Analysts of marker gene sequence data sets must also choose from one of many taxonomic assignment algorithms, each of which employs unique methods and is associated with error (e.g., Wang et al., 2007; Bokulich et al., 2018; Edgar, 2018a; Murali, Bhargava & Wright, 2018). There are some assignment algorithms that consistently outperform others across multiple benchmark exercises, such as the RDP naïve Bayesian classifier (Wang et al., 2007), the recently introduced idtaxa algorithm (Murali, Bhargava & Wright, 2018), and others. However, realistic validation of taxonomic assignment algorithms is not straightforward (see Edgar, 2018a for a summary of approaches used in benchmarking assignment algorithms). Thus, the optimal taxonomic assignment algorithm and reference database for a particular scientific question or data set is often uncertain.

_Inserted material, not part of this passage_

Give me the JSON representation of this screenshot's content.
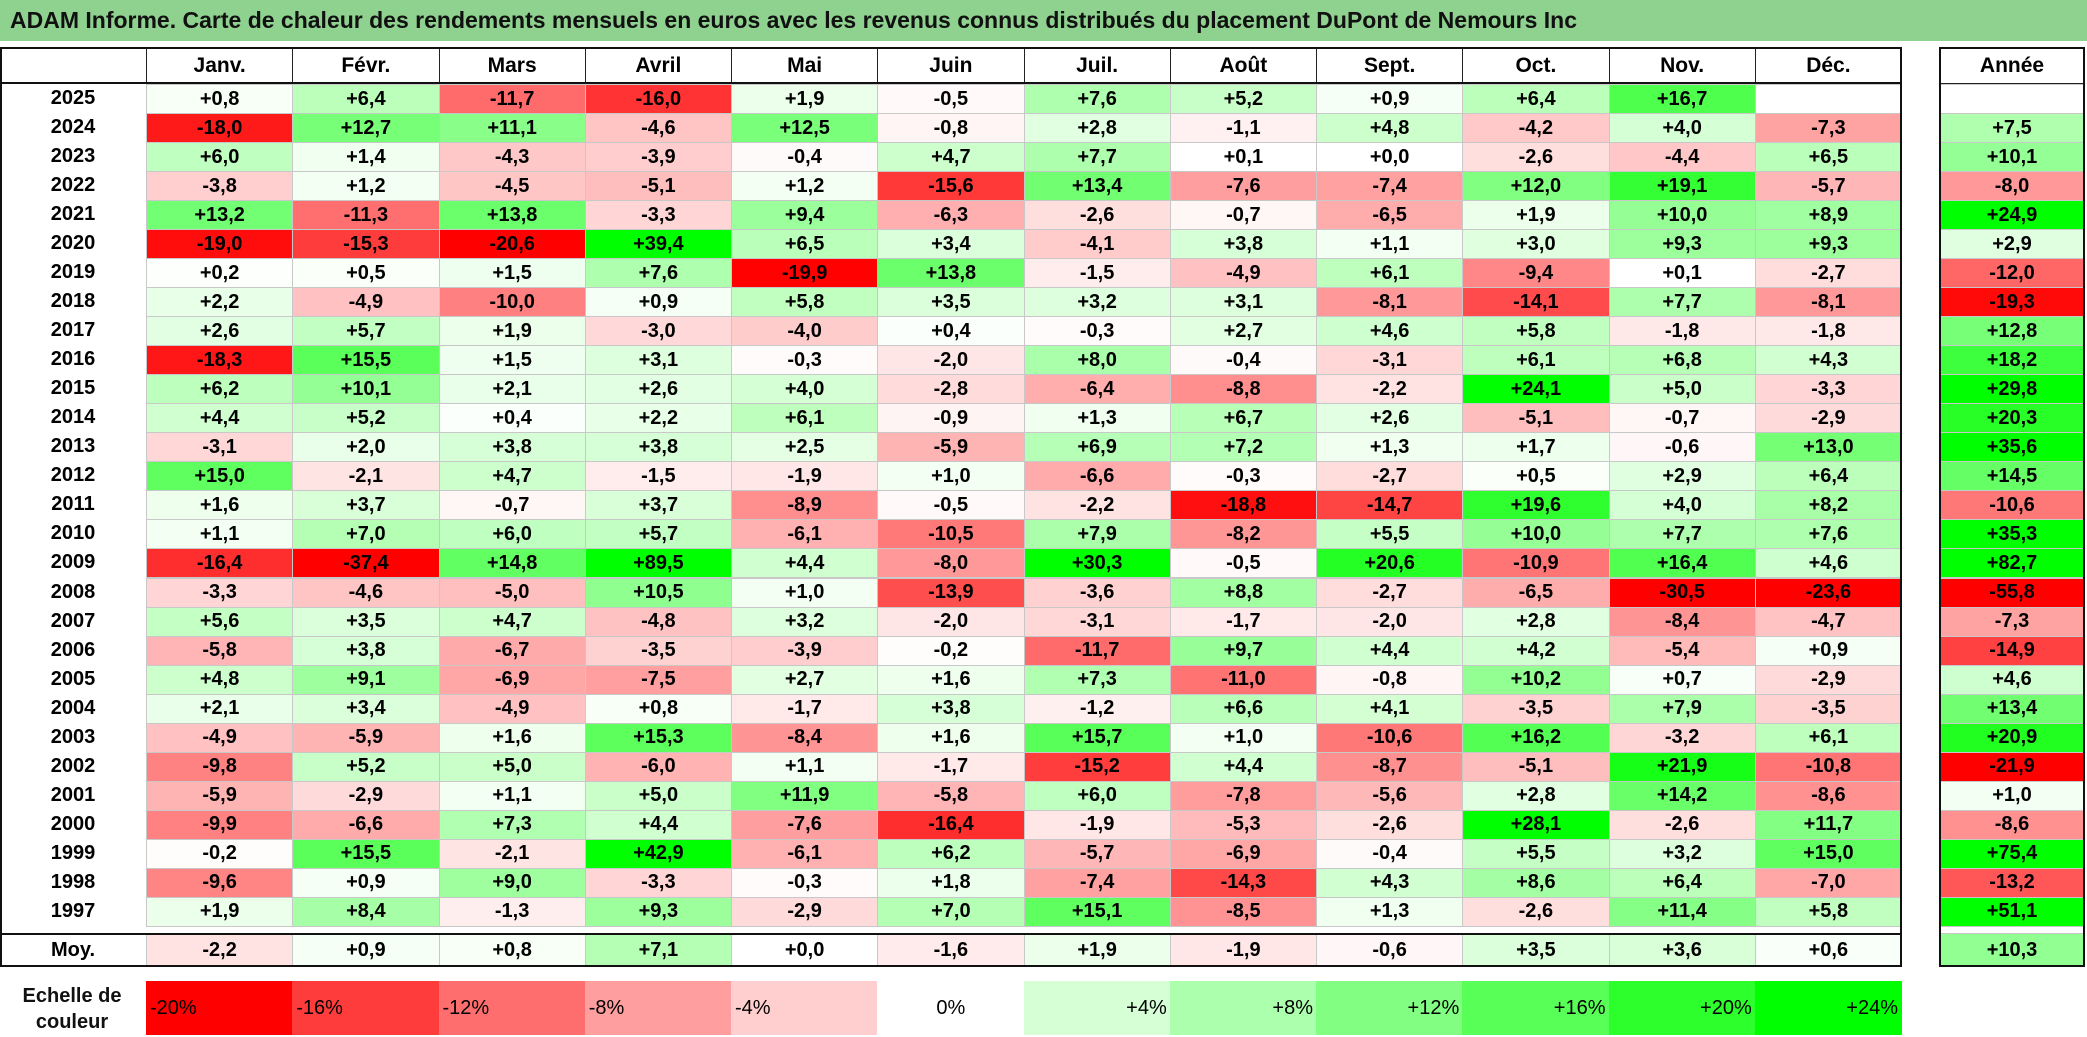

Ensemble approaches that integrate results from multiple independent bioinformatic methods have been shown to improve the accuracy of assigning taxonomy to meta-genomic fragments, and of assigning meta-genomic fragments to genomes (McIntyre et al., 2017; Sieber et al., 2018). Similarly, ensemble approaches that incorporate taxonomic assignments from multiple taxonomic assignment algorithms and/or reference databases may be expected to improve taxonomic assignments of ASV sequences. To our knowledge, only one ensemble (or “consensus”) approach has been proposed for taxonomic assignment of fungal ITS sequences (Gdanetz et al., 2017), but this method is not generalizable to prokaryotic 16S rDNA or eukaryotic 18S rDNA sequences and does not enable the use of multiple reference databases with disparate naming and ranking conventions.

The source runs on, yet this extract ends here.